Я, естественно, проводил с ней каждый день и почти каждую ночь. Комитет отнесся к этому с почти сверхъестественным человеколюбием. Как будто они знали, что у кого-нибудь из нас кто-то из детей или внуков заразится – элементарная вероятность, что такого не случится, была пренебрежимо мала, – и испытали облегчение оттого, что это оказался мой ребенок, а не их. Облегчение заставляет их испытывать чувство вины, а вина вызывает щедрость: у Чарли в палате больше игрушек, чем она может пересчитать, как будто игрушки – это некая небольшая жертва, а она – мелкое божество и, потакая ей, они тем самым защищают своих.
Мы здесь, во Фрире, уже два месяца. Собственно, завтра – ровно девять недель. Много лет назад, когда мы с Натаниэлем впервые поселились в Нью-Йорке, это была онкологическая больница. Потом в 56-м ее передали под корпус инфекционных болезней, а прошлой зимой – под педиатрический корпус инфекционных болезней. Остальные пациенты – там, где раньше размещалась ожоговая клиника, а пациентов с ожогами перевели в другие больницы.
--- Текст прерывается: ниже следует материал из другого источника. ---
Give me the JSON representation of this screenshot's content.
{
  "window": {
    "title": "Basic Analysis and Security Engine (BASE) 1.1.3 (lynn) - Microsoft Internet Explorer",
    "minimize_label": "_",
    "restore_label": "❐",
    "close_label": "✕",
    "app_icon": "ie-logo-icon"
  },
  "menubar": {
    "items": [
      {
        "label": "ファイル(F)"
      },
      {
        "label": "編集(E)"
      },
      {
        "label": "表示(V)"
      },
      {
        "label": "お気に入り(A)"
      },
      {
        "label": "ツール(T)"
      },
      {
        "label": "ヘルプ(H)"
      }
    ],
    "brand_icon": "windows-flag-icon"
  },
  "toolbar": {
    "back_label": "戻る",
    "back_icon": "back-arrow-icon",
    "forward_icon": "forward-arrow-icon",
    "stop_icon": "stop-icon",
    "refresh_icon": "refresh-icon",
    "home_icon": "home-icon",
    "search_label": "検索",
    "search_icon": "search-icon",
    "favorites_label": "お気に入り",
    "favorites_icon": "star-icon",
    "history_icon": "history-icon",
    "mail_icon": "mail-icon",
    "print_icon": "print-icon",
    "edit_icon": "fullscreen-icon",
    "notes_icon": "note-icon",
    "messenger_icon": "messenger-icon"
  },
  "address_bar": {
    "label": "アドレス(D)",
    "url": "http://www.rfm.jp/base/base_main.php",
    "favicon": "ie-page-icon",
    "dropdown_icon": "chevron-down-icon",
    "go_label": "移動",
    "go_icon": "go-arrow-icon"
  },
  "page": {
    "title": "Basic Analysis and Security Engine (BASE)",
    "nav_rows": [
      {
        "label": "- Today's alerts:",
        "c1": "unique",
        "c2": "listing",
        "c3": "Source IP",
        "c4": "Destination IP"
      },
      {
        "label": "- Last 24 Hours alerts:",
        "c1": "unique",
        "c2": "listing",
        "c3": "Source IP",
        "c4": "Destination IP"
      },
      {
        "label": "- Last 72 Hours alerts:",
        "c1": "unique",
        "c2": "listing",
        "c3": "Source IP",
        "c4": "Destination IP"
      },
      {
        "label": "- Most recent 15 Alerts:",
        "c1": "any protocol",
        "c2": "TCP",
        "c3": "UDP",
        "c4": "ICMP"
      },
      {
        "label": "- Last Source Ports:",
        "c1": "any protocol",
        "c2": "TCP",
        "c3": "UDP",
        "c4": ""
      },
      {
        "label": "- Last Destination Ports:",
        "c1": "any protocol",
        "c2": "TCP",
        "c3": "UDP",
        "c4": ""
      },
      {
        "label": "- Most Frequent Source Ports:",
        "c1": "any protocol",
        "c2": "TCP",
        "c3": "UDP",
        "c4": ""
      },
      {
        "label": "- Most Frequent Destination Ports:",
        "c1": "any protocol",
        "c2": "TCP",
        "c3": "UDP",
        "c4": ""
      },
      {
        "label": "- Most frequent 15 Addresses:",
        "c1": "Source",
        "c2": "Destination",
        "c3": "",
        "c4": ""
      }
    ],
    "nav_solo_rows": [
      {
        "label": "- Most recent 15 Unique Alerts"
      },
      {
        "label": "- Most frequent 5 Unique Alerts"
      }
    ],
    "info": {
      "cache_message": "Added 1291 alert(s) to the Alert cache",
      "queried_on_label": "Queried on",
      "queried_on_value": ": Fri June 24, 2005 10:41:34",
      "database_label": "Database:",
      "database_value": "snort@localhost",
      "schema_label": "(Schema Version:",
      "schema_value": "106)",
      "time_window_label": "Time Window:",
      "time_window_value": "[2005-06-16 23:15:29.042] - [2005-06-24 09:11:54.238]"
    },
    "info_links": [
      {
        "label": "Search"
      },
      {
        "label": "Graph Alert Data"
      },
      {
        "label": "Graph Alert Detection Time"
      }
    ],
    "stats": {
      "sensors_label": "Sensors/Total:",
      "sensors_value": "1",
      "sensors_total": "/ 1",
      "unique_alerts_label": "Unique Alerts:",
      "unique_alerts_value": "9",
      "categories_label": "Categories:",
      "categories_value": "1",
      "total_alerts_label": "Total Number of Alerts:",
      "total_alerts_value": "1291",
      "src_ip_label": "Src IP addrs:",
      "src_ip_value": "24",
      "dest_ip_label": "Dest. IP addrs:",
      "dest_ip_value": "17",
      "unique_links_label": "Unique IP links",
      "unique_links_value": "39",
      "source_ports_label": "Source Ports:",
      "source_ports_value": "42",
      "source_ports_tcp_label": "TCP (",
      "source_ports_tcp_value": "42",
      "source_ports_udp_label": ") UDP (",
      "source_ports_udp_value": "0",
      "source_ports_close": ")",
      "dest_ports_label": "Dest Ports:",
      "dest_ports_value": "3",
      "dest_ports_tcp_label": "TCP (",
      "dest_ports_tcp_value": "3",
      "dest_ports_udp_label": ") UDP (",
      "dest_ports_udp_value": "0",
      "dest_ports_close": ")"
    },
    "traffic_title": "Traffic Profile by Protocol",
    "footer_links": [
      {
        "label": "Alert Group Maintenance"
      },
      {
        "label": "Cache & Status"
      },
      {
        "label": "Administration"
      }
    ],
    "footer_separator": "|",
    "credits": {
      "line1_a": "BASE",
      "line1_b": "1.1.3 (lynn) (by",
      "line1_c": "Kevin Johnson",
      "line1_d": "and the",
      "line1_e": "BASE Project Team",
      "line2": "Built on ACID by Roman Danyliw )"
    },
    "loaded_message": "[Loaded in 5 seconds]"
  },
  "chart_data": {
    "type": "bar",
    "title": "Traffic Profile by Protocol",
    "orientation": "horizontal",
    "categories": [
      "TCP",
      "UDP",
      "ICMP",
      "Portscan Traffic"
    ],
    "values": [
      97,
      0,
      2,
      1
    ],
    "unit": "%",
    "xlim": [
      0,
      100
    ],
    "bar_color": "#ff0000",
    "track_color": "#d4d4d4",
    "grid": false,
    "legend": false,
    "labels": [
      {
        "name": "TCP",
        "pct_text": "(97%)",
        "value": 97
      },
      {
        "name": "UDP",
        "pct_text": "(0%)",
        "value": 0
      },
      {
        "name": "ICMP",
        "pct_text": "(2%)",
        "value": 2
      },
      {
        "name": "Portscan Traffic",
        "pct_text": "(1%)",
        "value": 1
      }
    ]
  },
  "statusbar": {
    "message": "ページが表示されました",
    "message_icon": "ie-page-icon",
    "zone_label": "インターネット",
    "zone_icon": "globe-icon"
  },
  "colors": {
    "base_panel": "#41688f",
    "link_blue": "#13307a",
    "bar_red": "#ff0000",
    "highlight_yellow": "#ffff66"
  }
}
Когда инфекция только начиналась и о ней еще не объявили населению, я старался как можно скорее пролететь мимо этой больницы и никогда не смотреть на нее, потому что понимал: это место лучше всего подходит для лечения тех детей, которые заболеют, и мне казалось, что, если я не стану смотреть на ее стены снаружи, я никогда не увижу их изнутри.
Палата расположена на десятом этаже; окна выходят на восток, на реку и, следовательно, на крематории, которые пыхтят без перерыва начиная с марта. Раньше, когда я приезжал сюда в качестве наблюдателя, а не посетителя – “любимого”, как называет нас больница, – можно было выглянуть в окно и увидеть, как из фургонов на лодки выгружают груды трупов. Тела такие маленькие, что на одни носилки их можно упихать по четверо, по пятеро. Через шесть недель правительство выстроило на восточном берегу реки забор, потому что родители прыгали в воду за отчалившими лодками, звали детей, пытались вплавь добраться до противоположного берега. Забор этому воспрепятствовал, но он не мог помешать людям с десятого этажа (в основном родителям, потому что большинство детей без сознания) смотреть в окно, чтобы отвлечься, и вместо этого видеть – трудно представить себе более жестокую иронию – именно то место, куда потом отправится большинство их детей, как будто Фрир – просто перевалочный пункт на пути к пункту назначения. Тогда в больнице закрыли непрозрачными панелями все окна, выходящие на восток, и наняли студентов художественных училищ их чем-нибудь разрисовать. Но тянулись месяцы, и картинки, нарисованные студентами – Пятая авеню, обсаженная пальмами, с радостными детьми на тротуарах; павлины в Центральном парке, которых счастливые девочки и мальчики кормят хлебом, – тоже стали казаться слишком жестокими, и в конце концов их замазали белой краской.